No tumour was identified on CT in 1 participant (confirmed histological diagnosis of colorectal adenocarcinoma based on a resected polyp). Voxel spatial mismatch between 0% ASIR and subsequent ASIR reconstructed series precluded the analysis in 3 further participants. Therefore, 28 CT datasets were suitable for single-slice (2D) radiomics analysis. Multi-slice (3D) analysis was only possible in a subset of 23 participants, as 5 tumours were not sufficiently large or appropriately oriented to allow segmentation on at least 5 consecutive axial slices.
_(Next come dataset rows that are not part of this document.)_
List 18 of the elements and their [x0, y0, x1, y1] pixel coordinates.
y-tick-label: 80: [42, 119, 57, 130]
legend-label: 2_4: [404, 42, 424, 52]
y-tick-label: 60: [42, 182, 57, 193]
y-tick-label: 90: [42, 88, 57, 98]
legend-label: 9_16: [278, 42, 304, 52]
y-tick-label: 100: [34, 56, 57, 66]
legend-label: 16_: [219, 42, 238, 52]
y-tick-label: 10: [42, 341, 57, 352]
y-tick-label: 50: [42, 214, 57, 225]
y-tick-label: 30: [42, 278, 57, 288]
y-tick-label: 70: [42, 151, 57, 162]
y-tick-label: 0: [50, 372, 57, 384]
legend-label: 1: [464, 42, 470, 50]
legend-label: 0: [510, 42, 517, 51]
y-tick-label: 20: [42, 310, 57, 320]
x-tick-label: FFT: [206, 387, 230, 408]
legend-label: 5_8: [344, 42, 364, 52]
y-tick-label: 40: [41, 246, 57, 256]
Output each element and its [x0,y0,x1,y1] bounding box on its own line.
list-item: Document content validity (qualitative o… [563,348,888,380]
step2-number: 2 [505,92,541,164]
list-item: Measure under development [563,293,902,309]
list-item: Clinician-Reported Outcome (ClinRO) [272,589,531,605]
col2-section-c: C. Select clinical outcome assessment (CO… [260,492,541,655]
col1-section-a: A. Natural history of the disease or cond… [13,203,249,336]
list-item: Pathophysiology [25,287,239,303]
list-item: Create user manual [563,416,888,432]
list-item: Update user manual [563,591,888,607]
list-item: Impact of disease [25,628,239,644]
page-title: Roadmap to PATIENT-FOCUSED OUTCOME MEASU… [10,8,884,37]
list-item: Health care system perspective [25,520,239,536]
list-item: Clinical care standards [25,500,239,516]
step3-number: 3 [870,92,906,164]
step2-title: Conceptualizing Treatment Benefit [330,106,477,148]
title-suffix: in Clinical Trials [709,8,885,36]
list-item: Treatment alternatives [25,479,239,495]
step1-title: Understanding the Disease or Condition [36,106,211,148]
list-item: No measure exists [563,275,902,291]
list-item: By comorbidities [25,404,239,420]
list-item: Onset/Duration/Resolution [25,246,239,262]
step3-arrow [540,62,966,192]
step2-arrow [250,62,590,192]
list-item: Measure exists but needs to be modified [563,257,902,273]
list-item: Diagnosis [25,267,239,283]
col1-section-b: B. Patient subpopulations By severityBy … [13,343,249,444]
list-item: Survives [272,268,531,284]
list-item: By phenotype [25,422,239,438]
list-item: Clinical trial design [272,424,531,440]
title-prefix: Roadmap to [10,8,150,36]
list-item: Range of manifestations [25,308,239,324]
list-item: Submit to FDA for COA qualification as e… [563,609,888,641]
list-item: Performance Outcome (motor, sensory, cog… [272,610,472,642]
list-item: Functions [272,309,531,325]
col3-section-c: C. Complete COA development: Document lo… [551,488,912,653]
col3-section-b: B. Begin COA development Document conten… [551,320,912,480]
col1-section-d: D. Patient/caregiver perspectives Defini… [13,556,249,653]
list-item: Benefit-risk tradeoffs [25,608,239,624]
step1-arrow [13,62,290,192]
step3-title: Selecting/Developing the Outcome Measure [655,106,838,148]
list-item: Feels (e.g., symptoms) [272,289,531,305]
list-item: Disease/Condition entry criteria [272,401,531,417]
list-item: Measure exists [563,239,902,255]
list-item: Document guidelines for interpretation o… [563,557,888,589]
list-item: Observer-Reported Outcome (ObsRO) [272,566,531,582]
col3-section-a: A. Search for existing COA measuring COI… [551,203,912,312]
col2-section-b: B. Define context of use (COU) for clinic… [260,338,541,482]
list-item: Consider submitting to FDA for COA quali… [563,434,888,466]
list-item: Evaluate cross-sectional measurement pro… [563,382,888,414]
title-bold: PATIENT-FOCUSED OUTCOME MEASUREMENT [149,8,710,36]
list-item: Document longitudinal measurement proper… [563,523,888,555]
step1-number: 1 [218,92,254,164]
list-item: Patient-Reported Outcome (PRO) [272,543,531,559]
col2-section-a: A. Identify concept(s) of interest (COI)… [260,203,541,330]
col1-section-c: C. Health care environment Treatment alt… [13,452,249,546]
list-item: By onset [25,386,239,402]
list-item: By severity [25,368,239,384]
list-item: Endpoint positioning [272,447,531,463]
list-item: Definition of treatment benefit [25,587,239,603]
Tumours had a mean diameter of 5.7 ± 1.74 cm and were located as follows: caecum, n = 4; ascending colon, n = 2; sigmoid colon, n = 7; rectum, n = 15. Radiological tumour (T) and nodal (N) staging, evaluated on CT images and based on the AJCC/UICC TNM classification of malignant tumours (8th edition), was as follows: T2, n = 9; T3, n = 17; T4, n = 2; N0, n = 16; N1, n = 10; N2, n = 2.

Absolute regression coefficients, standardised effect size B values and corresponding p values for first-order, second-order and fractal radiomics features from single-slice and multi-slice datasets are summarised in Table 2; values for high-order features from multi-slice datasets are summarised in Table 3.